Summary of the current situation
1. Motor spins up to 2560 RPM at 48V. As per the OEM specifications it will reach 3300 RPM at 48V.
2. Boot strap capacitor value 4.7uF.
3. Using Internal diode of Mosfet driver and not external diode (need to connect and verify again).

Issues:
a. If boot strap capacitor value changed to 10uF the motor does not spin, so i am sticking with 4.7uF.

I am unable to figure out any other hardware limitations for such huge RPM difference.

 

Summary of the current situation
1. Motor spins up to 2560 RPM at 48V. As per the OEM specifications it will reach 3300 RPM at 48V.
2. Boot strap capacitor value 4.7uF.
3. Using Internal diode of Mosfet driver and not external diode (need to connect and verify again).

Issues:
a. If boot strap capacitor value changed to 10uF the motor does not spin, so i am sticking with 4.7uF.

I am unable to figure out any other hardware limitations for such huge RPM difference.

Isn't there some recommendation as to what the boot strap cap value should be?
If not, you have to see if you can find an optimum value. That would be based on series resistance and frequency for example. If it is hard to estimate the resistance then you have to do some bench testing, or set up an ideal case in simulation and test different value caps and different value (expected) resistances.

 

Isn't there some recommendation as to what the boot strap cap value should be?
If not, you have to see if you can find an optimum value. That would be based on series resistance and frequency for example. If it is hard to estimate the resistance then you have to do some bench testing, or set up an ideal case in simulation and test different value caps and different value (expected) resistances.

Thank you for replying, Yes i followed the article Bootstrap Capacitor Calculation from infineon and the Mosfet gate charge was

for Mosfet IRFB4110PBF which i am using in the project.


The maximum Gate Charge was 210nC, and as per the formula the capacitance shall be 10*210nC = 2100nF = 2.1uF. I am using 4.7uF and hence i feel it shall be enough.

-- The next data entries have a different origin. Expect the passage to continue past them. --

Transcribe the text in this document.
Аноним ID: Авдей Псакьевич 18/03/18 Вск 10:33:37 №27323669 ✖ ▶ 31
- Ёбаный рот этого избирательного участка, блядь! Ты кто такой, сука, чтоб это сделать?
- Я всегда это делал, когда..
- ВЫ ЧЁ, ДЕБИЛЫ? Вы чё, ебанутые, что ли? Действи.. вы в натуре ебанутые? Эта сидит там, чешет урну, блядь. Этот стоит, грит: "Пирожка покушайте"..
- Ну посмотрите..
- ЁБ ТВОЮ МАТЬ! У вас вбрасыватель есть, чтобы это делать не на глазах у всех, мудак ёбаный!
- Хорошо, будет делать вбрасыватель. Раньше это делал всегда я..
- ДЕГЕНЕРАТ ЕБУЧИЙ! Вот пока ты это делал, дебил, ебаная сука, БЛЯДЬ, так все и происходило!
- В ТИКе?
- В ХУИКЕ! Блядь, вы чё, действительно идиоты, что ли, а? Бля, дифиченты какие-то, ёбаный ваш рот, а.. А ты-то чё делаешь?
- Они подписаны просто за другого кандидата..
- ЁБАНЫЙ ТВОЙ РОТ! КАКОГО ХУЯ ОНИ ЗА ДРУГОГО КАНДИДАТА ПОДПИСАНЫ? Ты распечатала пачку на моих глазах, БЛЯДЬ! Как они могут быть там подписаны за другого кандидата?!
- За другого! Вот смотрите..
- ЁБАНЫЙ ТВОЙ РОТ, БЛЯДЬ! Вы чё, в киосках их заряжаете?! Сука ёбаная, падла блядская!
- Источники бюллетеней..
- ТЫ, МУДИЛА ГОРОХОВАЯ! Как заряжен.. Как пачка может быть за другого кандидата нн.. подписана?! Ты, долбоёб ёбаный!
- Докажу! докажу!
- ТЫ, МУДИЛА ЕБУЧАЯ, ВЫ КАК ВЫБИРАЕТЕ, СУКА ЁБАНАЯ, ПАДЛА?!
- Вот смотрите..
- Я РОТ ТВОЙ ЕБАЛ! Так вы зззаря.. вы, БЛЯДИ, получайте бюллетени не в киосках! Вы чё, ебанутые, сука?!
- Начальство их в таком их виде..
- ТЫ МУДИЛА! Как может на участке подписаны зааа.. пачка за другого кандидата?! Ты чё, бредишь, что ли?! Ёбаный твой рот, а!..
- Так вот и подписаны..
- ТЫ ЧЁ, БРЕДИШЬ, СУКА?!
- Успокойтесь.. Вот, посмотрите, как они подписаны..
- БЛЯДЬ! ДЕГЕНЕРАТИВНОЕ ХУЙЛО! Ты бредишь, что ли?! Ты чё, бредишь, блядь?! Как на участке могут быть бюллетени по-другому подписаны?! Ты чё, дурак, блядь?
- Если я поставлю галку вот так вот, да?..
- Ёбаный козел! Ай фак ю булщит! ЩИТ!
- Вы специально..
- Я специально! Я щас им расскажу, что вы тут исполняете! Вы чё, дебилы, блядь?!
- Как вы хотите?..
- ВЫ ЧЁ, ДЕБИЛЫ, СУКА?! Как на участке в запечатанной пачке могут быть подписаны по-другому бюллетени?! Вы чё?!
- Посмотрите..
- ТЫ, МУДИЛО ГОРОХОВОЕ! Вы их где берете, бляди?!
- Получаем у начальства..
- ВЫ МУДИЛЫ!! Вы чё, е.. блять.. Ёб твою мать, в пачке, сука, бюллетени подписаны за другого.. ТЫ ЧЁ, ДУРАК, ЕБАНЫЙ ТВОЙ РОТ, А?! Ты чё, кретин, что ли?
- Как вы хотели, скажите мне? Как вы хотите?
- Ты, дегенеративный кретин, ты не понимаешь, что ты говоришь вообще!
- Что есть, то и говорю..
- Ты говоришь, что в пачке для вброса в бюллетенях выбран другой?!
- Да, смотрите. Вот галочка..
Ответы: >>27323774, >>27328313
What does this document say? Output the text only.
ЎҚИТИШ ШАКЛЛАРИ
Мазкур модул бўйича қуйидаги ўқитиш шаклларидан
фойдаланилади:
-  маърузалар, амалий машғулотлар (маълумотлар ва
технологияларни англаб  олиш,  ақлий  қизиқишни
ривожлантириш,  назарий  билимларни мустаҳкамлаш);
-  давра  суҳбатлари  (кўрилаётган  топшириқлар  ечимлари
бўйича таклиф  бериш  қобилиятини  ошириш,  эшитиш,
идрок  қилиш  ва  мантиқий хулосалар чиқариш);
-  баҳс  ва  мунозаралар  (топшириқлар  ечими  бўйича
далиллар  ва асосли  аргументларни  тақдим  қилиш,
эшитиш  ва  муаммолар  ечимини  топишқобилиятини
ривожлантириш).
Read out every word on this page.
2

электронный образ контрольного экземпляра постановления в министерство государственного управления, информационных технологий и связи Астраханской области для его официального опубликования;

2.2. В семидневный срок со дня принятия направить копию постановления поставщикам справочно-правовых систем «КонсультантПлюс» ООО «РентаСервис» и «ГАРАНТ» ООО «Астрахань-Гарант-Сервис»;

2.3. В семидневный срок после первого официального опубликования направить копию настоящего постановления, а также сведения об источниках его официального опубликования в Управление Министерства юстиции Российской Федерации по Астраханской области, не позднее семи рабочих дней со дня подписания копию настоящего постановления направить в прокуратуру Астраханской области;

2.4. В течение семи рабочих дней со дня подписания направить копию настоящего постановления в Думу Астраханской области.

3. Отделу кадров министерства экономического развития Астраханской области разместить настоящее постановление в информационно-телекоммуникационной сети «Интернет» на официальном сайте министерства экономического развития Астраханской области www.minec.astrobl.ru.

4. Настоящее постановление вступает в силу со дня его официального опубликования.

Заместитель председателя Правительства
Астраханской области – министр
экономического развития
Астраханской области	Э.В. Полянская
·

I will stick to 4.7uF. I have never done Mosfet simulation using LTspice, I will try.

 

I compared the competitor product for the performance difference at 48V can anyone please suggest how do i improve to match the performance

Competitor phase currents



My hardware Phase current


How do i up the input DC input current or the output phase currents.

 

Hall frequency 250 Hz should equal 3000 rpm? I doubt that. (Hall pulses per round are a multiple of 3 for all 3-phase BLDCs. So I'd expect either 150 Hz or 300 Hz for 3000 rpm - unless your clock is running different from mine.)
And comparing measurements that have been made with settings not meant to compare them is next to impossible.
Provide measurements with the documentation of the settings (equal settings for both measurements), measure the significant things (e.g.node voltage (of one leg) vs. phase current ofthis leg - I assume your motor is in star configuration).

 

I provide the details of measurements, for RPM the formula i used is 120*f Hz / P = 120 * 250 Hz / 10 poles = 30000/10 = 3000 RPM

 

I assume your motor is in star configuration).

Yes the motor is in star configuration, i have taken the waveforms using differential probe brief explanation of the tests i have done.
Test setup



When i take the waveforms between Lowside gate output and source is it is going to 48V battery voltage which is not correct, that may be happening as the high side mosfet is turning ON and the oscilloscope may not be measuring accurately. Hence started capturing the waveforms between Low side gate output and battery ground.
Coming to the waveforms i observe ringing, pulses going to the negative side and also not ideal, request to please review and let me know if that is the root cause. Please let me know if i have missed sharing information. The supply to the gate driver is 12V.